One of the other news items was that Taiwan was opening up its borders to individual mainland China citizens. Up until now, they have only allowed Chinese tour groups. This will allow people to travel without a restrictive itinerary and family members can more freely visit.
Elsie (I misspelled her name in previous posts, then went back and edited them) and I took bus 16, a double-decker, sitting in the front on top to Zhoushan Square. While walking to an art museum we dodged cars in the streets (there are few lights and lots of traffic circles) and sidewalks. On the sidewalk a car zoomed past us, stopped, and parked inches from the steps of a hotel entrance. I was annoyed and explained to Elsie the consequences of driving and parking on sidewalks in America. She thought it was funny that something so commonplace in China would unnerve me. At one point I told her I’d be more at ease if we’d follow behind older pedestrians because they’ve been weaving their way around traffic many years and were obviously successful at it. So that’s the strategy we implemented; it worked quite well.
It turned out that the art museum was closed, despite Elsie having checked their website. They were setting up new exhibits and the walls were barren. Elsie assertively told the curator that an American professor came all the way to see his museum, and asked what could he do to accommodate me. I was a bit chagrined. My temporary embarrassment passed when he stepped into the museum and came out with a book of one of the featured artists with colored plates of his work, offering it as a gift for our troubles.

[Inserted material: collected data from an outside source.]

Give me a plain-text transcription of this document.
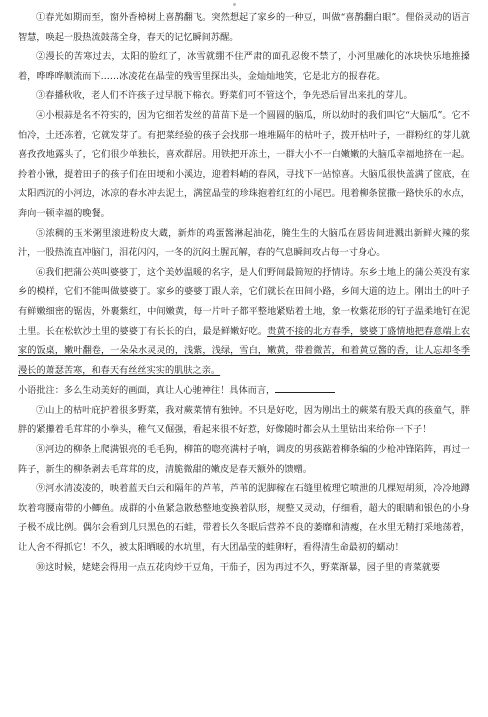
①春光如期而至，窗外香樟树上喜鹊翻飞。突然想起了家乡的一种豆，叫做“喜鹊翻白眼”。俚俗灵动的语言智慧，唤起一股热流鼓荡全身，春天的记忆瞬间苏醒。

②漫长的苦寒过去，太阳的脸红了，冰雪就绷不住严肃的面孔忍俊不禁了，小河里融化的冰块快乐地推搡着，哗哗哗顺流而下……冰凌花在晶莹的残雪里探出头，金灿灿地笑，它是北方的报春花。

③春播秋收，老人们不许孩子过早脱下棉衣。野菜们可不管这个，争先恐后冒出来扎的芽儿。

④小根蒜是名不符实的，因为它细若发丝的苗苗下是一个圆圆的脑瓜，所以幼时的我们叫它“大脑瓜”。它不怕冷，土还冻着，它就发芽了。有把菜经验的孩子会找那一堆堆隔年的枯叶子，拨开枯叶子，一群粉红的芽儿就喜孜孜地露头了，它们很少单独长，喜欢群居。用铁把开冻土，一群大小不一白嫩嫩的大脑瓜幸福地挤在一起。拎着小锹，提着田子的孩子们在田埂和小溪边，迎着料峭的春风，寻找下一站惊喜。大脑瓜很快盖满了筐底，在太阳西沉的小河边，冰凉的春水冲去泥土，满筐晶莹的珍珠抱着红红的小尾巴。甩着柳条筐撒一路快乐的水点，奔向一顿幸福的晚餐。

⑤浓稠的玉米粥里滚进粉皮大蔵，新炸的鸡蛋酱淋起油花，腌生生的大脑瓜在唇齿间进溅出新鲜火辣的浆汁，一股热流直冲脑门，泪花闪闪，一冬的沉闷土腥瓦解，春的气息瞬间攻占每一寸身心。

⑥我们把蒲公英叫婆婆丁，这个美妙温暖的名字，是人们野间最简短的抒情诗。东乡土地上的蒲公英没有家乡的模样，它们不能叫做婆婆丁。家乡的婆婆丁跟人亲，它们就长在田间小路，乡间大道的边上。刚出土的叶子有鲜嫩细密的锯齿，外裹紫红，中间嫩黄，每一片叶子都平整地紧贴着土地，象一枚紫花形的钉子温柔地钉在泥土里。长在松软沙土里的婆婆丁有长长的白，最是鲜嫩好吃。贵黄不接的北方春季，婆婆丁盛情地把春意端上农家的饭桌，嫩叶翻卷，一朵朵水灵灵的，浅紫，浅绿，雪白，嫩黄，带着微苦，和着黄豆酱的香，让人忘却冬季漫长的萧瑟苦寒，和春天有丝丝实实的肌肤之亲。

小语批注：多么生动美好的画面，真让人心驰神往！具体而言，

⑦山上的枯叶庇护着很多野菜，我对蕨菜情有独钟。不只是好吃，因为刚出土的蕨菜有股天真的孩童气，胖胖的紧攥着毛茸茸的小拳头，稚气又倔强，看起来很不好惹，好像随时都会从土里钻出来给你一下子！

⑧河边的柳条上爬满银亮的毛毛狗，柳笛的唿亮满村子响，调皮的男孩踮着柳条编的少枪冲锋陷阵，再过一阵子，新生的柳条剥去毛茸茸的皮，清脆微甜的嫩皮是春天额外的馈赠。

⑨河水清凌凌的，映着蓝天白云和隔年的芦苇，芦苇的泥脚稼在石缝里梳理它喷泄的几棵短胡须，冷冷地蹲坎着弯腰南带的小鲫鱼。成群的小鱼紧急散愁整地变换着队形，规整又灵动，仔细看，超大的眼睛和银色的小身子极不成比例。偶尔会看到几只黑色的石蛙，带着长久冬眠后营养不良的萎靡和清瘦，在水里无精打采地荡着，让人舍不得抓它！不久，被太阳晒暖的水坑里，有大团晶莹的蛙卵籽，看得清生命最初的蠕动！

⑩这时候，姥姥会得用一点五花肉炒干豆角，干茄子，因为再过不久，野菜渐暴，园子里的青菜就要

We walked along Russian Front Street, lined with 1900 era homes and buildings from the Russian occupation. In front of them were vendors selling everything from produce and street food to nested Russian dolls and scarves (Chinese-made). We had traditional tea served at Ten Fu’s, a chain of high end tea houses. As the jasmine tea steeped in a glass carafe, light amber tea swirled from the flower bud inside. The bud opened and released a second flower; this one was orange-colored. The final stage occurred when the orange flower burst open and a stem climbed upwards with small lilies attached. The hostess pointed out that the beauty of this tea lasted well after you’ve finished drinking it. Of course I bought some. We were served assorted tea cakes, tea candy, and fruit and rose hips fermented in oolong tea.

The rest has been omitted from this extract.